Poor managers are poor managers for a reason: fear, distrust, ignorance, etc. Over time, they will actually make decisions that increase these qualities in other people they deal with. This is apparent in most interactions with coworkers, but is exceptionally apparent in personnel decisions, with poor managers hiring, promoting, and otherwise rewarding subordinates with dysfunctions that complement their own. The classic example is trusting only a "yes-man", who will agree with every decision you make regardless of the quality of the decision itself.

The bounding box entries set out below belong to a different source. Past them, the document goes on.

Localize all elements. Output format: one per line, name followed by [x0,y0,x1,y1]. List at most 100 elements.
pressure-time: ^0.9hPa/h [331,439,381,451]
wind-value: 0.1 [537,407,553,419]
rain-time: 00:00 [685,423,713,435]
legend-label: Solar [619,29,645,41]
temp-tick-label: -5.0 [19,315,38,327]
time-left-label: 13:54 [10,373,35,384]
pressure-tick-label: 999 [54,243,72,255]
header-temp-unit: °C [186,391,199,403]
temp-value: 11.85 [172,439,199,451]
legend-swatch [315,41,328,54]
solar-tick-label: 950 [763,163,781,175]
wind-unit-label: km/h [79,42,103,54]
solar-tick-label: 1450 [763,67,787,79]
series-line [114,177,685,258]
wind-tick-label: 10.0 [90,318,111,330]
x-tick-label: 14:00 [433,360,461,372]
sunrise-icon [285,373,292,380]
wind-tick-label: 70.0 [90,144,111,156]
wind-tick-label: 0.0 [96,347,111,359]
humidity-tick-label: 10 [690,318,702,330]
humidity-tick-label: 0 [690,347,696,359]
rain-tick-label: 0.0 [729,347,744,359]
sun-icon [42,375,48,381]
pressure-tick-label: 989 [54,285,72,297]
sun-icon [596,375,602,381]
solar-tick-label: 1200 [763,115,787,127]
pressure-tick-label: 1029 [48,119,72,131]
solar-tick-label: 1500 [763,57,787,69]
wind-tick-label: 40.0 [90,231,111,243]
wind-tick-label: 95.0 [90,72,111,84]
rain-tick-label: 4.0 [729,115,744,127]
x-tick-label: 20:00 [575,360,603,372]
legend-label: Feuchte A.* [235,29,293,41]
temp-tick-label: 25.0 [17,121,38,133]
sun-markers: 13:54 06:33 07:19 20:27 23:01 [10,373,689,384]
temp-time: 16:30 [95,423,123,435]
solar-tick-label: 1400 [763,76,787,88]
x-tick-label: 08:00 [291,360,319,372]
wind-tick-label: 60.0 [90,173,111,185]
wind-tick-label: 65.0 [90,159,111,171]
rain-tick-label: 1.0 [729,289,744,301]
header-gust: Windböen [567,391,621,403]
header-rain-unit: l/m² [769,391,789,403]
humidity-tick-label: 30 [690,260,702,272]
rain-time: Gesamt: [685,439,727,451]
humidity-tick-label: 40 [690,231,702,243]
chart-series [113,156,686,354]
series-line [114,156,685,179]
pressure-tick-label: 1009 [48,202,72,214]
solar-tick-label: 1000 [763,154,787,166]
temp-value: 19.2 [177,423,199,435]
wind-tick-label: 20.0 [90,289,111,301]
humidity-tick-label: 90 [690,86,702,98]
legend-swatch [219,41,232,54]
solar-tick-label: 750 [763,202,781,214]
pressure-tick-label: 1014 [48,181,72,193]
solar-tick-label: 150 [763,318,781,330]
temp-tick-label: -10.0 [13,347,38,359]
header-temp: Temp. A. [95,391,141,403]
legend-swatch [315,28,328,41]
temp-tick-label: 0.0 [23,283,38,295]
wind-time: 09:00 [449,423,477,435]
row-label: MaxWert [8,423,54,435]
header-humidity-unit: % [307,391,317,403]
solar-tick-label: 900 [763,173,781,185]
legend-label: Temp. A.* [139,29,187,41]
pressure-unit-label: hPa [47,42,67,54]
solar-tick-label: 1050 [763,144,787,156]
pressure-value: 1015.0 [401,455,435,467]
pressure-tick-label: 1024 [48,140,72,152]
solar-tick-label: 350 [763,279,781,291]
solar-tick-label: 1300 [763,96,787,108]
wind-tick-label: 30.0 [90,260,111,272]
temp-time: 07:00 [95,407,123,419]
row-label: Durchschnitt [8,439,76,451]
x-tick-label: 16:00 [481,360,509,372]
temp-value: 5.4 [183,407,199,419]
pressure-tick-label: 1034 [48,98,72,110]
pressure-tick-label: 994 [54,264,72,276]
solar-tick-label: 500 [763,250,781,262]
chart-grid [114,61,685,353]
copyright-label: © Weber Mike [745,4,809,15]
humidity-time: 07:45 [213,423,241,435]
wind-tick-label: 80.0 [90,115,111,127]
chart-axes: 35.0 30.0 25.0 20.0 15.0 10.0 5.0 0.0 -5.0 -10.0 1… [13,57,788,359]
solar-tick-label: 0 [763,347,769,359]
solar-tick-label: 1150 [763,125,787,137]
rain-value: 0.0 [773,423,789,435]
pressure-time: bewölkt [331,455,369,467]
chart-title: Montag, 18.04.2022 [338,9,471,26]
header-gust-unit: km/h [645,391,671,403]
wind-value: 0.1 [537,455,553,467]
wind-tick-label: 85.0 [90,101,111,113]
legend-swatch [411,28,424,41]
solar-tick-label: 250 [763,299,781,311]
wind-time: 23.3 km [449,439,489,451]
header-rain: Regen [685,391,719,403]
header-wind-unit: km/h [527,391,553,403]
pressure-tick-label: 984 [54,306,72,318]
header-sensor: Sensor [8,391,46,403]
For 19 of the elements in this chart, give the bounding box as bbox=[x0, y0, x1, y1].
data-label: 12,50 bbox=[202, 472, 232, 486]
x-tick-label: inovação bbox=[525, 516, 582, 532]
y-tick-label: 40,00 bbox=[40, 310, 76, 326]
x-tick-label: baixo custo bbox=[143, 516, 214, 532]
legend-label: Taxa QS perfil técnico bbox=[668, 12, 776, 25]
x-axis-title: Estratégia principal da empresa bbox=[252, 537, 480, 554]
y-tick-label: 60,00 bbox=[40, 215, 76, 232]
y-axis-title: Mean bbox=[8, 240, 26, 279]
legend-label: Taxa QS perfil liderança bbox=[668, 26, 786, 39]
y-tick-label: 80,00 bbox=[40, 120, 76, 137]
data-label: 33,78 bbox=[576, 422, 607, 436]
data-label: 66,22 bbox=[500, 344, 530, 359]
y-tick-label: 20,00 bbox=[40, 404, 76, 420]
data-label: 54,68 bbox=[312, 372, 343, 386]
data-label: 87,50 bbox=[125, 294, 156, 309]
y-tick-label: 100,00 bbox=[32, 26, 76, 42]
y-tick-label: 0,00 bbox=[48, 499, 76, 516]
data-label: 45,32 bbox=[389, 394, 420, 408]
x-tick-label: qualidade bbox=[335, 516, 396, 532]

In addition to rewarding and spreading mismanagement, this will also drive out motivated, conscientious intelligent workers, who will at some point realize it makes more sense to focus on organizational change management over committing to other business-oriented strategies. Through this phenomena, an organization can actually get less competent over time, even with other inputs (size, revenue, business climate, etc.) remaining constant.

Mismanagement can destroy an entire organization, but it can happen so slowly that the managers might not notice it or are likely to misunderstand why the organization is failing. So the feedback loop is not very tight, and they can either avert their gaze from the growing problem or they can find scape goats.